‘Magic Mike Live’ makes the male revue funny and sensitive

Updated April 27, 2017 - 5:34 pm

They may share the name “Magic Mike,” but only one of them watches the Oprah network.

The movie Mike, as played by Channing Tatum, backflips right off that stage, hoists a gal, chair and all, right off the floor, throws his new friend down on the stage, loses his shoes, then his trousers and … well, you get it, or you can get it on Netflix.

But when his namesake in the live show — a novice freshly promoted from the service industry — gets commanded, “Mikey, make her feel beautiful”?

He leans over the stage and tells her, “Beautiful doesn’t even begin to describe you … all I see is perfect … thank you for just being you.”

Aww. And that’s even before the foot rub.

Make no mistake, Tatum’s big-budget update of the male dance revue does get around to plenty of bumping and grinding, even if it’s quite modest on G-string nudity. And it dims the lights for a lap dance segment, in which women are given a “safe word” most didn’t seem to need.


 

And yet there’s a designated chair for Oprah herself in the basement club of the Hard Rock Hotel, and her protective spirit seems to hover over the only male revue that signs off with “We all hope you leave here tonight feeling loved and respected.”

“Magic Mike Live!” turns out to be as agile as its dancers in having it both ways. It does a crafty job of arguing those other shows are cheesy and misogynistic. But this one? It really cares about you.

Never mind that it’s a faulty premise. No one ever seems to have a bad time at Chippendales or “Thunder From Down Under.” If anything, the G-string displays turn the tables on misogyny.
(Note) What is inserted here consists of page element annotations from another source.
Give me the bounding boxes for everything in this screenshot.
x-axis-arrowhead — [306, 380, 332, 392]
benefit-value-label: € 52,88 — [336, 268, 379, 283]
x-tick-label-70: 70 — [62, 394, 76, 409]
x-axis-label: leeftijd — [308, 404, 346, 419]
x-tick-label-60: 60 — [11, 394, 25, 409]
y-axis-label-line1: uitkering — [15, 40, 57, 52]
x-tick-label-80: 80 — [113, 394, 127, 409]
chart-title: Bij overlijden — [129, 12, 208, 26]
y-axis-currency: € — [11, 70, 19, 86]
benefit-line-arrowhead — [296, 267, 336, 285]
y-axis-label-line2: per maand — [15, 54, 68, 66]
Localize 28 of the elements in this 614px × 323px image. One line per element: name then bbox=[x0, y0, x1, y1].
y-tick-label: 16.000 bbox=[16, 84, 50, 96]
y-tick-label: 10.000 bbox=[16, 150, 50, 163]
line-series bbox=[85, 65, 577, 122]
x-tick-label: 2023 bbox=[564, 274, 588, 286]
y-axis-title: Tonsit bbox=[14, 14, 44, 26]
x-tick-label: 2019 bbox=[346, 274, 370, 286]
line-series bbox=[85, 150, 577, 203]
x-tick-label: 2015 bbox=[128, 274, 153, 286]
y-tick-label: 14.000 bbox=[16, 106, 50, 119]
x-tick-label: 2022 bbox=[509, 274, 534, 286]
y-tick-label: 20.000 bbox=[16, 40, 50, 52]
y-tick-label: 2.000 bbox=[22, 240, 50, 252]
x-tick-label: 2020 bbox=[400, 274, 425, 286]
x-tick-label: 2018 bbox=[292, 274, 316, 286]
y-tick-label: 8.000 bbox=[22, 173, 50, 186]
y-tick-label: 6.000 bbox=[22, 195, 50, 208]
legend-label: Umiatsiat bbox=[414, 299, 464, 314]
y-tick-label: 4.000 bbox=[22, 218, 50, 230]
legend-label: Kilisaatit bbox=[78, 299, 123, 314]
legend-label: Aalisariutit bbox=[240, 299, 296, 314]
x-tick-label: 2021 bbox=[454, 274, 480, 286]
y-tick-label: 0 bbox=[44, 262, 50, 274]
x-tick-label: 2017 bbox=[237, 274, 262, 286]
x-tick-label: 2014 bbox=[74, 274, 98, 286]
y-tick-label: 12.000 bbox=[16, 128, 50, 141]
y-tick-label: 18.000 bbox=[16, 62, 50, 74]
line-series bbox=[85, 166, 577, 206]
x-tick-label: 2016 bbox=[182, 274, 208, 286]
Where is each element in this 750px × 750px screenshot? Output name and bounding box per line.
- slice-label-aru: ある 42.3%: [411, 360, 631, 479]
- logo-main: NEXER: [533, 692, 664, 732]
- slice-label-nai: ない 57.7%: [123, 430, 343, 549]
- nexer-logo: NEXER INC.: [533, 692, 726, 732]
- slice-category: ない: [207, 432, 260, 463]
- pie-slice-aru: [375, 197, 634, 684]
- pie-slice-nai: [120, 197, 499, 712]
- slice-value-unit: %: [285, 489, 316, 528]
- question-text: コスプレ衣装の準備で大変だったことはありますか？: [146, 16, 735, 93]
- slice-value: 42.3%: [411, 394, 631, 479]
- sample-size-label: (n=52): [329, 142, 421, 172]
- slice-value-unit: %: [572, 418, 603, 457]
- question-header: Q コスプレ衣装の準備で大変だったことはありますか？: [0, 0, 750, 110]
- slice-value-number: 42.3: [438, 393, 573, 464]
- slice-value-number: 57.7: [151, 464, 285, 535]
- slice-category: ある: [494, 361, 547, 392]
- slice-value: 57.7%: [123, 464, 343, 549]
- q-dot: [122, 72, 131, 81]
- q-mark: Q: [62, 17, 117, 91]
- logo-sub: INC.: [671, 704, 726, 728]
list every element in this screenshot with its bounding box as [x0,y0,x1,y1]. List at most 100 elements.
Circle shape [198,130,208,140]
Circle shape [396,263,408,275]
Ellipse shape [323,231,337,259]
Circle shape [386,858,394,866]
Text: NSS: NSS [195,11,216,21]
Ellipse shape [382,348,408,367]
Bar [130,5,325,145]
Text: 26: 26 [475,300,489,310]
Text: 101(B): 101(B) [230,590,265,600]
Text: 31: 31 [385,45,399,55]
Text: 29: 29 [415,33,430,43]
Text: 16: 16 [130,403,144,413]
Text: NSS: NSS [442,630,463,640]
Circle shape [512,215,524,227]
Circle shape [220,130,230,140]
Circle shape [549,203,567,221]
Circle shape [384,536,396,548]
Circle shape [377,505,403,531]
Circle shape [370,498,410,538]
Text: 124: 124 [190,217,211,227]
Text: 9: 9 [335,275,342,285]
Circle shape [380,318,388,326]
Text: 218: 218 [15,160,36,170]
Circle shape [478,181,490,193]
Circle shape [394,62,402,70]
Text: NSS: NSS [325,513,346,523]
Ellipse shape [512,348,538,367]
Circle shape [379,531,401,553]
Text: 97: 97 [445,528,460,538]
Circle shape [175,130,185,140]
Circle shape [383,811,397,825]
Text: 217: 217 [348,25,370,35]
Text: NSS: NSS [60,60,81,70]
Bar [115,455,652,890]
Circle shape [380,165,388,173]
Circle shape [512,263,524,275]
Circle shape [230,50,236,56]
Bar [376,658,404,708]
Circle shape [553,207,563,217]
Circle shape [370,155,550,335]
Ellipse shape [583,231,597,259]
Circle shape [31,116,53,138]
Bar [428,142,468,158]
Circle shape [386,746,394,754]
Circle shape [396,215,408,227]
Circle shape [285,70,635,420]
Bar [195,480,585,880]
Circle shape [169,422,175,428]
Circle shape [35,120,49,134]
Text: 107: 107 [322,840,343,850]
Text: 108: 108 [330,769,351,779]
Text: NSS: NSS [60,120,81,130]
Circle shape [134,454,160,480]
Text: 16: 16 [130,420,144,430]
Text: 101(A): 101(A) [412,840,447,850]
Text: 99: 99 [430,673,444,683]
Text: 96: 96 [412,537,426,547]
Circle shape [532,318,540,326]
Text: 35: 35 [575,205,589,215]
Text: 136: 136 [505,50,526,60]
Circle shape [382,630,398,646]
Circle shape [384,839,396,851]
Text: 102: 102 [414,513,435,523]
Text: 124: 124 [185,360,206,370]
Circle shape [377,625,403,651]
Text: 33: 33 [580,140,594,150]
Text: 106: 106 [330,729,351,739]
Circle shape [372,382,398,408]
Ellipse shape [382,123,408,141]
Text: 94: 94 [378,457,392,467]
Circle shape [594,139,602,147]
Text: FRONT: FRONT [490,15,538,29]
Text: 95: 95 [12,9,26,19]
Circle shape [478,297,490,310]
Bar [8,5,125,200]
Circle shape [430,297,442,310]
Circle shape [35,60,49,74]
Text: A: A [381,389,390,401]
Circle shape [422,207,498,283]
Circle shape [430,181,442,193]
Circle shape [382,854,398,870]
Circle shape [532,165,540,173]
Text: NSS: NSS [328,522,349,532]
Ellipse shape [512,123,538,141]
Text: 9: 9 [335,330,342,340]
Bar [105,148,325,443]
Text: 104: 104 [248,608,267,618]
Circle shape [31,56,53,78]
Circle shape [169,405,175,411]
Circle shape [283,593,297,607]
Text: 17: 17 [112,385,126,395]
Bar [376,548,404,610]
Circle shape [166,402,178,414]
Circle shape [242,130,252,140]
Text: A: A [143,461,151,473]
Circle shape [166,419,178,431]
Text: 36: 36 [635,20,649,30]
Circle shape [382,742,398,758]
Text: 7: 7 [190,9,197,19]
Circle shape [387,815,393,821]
The screaming girls-night-outters revel in the campy ritual of objectifying men who are happily not the schlubs they left at home.

But here? (Spoiler alert.) A fake-out opening briefly puts us in the world of Village People cops, firefighters and, hmm, a guy in a bow tie, before emcee Lyndsay Hailey’s “psychotic breakdown in the middle of a strip club.”

“I came here tonight because I thought it was going to be different,” she says. “Why can’t we just have a guy in a white T-shirt?”

Said guy and a dozen others pop up, and you can debate whether they are hotter than the competition. But it’s sure not a level playing field.

Producers Base Entertainment spared no expense in remodeling the Hard Rock club (formerly Body English and Baby’s). The most direct inspiration turns out to be not the other male revues, but “Absinthe,” which Base co-produces at Caesars Palace.

Like that one, the audience surrounds a stage in the square. Dancers jump up on the bar. Acrobats fall from the sky. Drum kits and beds rise from the floor. The showstopping number offers a very “Absinthe”- or “Zumanity”-like couple (Ryan Carlson and Liinda Garisto) having an adagio sexy time in the rain.

There is one strong tie to the movie: the amazingly nimble dance numbers orchestrated by Tatum and the movie choreographers, Alison Faulk and Teresa Espinosa. No stunt doubles here. If anyone is surprised the dudes are lean and ripped, not Hans & Franz pumped, it takes all of two minutes to know why.

The momentum does stall at times, like the musical numbers that never quite commit. The all-around action also makes it easy to lose focus. But the clever premise and Hailey’s consistently funny banter are proof that the G-string revue really was ready for new ideas — or at least a steamer trunk of sweaty cash.

Once the novelty wears off, will the audience still respect all this respect, and be content that the rare display of male hindquarters doesn’t come until a half-hour into the show?

If anyone was complaining, the screams were too loud to hear.